Sequential Activity Patterns and Outcome-Specific, Real-Time, and Target Group-Specific Feedback: The SPORT Algorithm

Purpose: Physical activity (PA) is crucial for health, but there is insufficient evidence about PA patterns and their operationalization. The authors developed two algorithms (SPORTconstant and SPORTlinear) to quantify PA patterns and check whether pattern information yields additional explained variance (compared with a compositional data approach [CoDA]). Methods: To measure PA, 397 (218 females) adolescents with a mean age of 12.4 (SD = 0.6) years wore an ActiGraph on their lower back for 1 week. The SPORT algorithms are based on a running value, each day starting with 0 and minutely adapting depending on the behavior being performed. The authors used linear regression models with a behavior-dependent constant (SPORTconstant) and a function of time-in-bout (SPORTlinear) as predictors and body mass index z scores (BMIz) and fat mass percentages (%FM) as exemplary outcomes. For generalizability, the models were validated using five-fold cross-validation where data were split up in five groups, and each of them was a test data set in one of five iterations. Results: The CoDA and the SPORTconstant models explained low variance in BMIz (2% and 1%) and low to moderate variance in %FM (both 5%).

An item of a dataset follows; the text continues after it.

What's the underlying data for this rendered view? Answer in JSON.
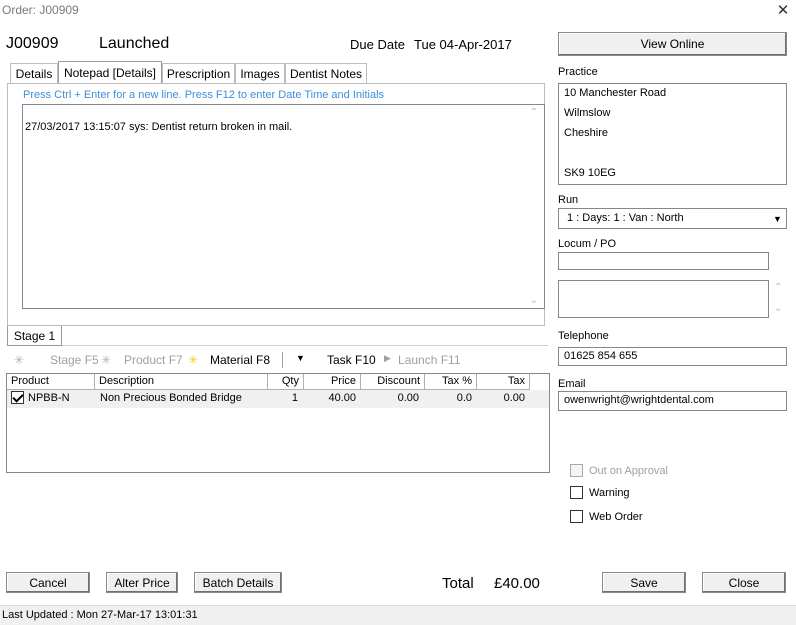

The variance being explained by the SPORTlinear models was 6% (BMIz) and 9% (%FM), which was significantly more than the CoDA models (p < .001) according to likelihood ratio tests. Conclusion: Among this group of adolescents, SPORTlinear explained more variance of BMIz and %FM than CoDA. These results suggest a way to enable research about PA patterns. Future research should apply the SPORTlinear algorithm in other target groups and with other health outcomes.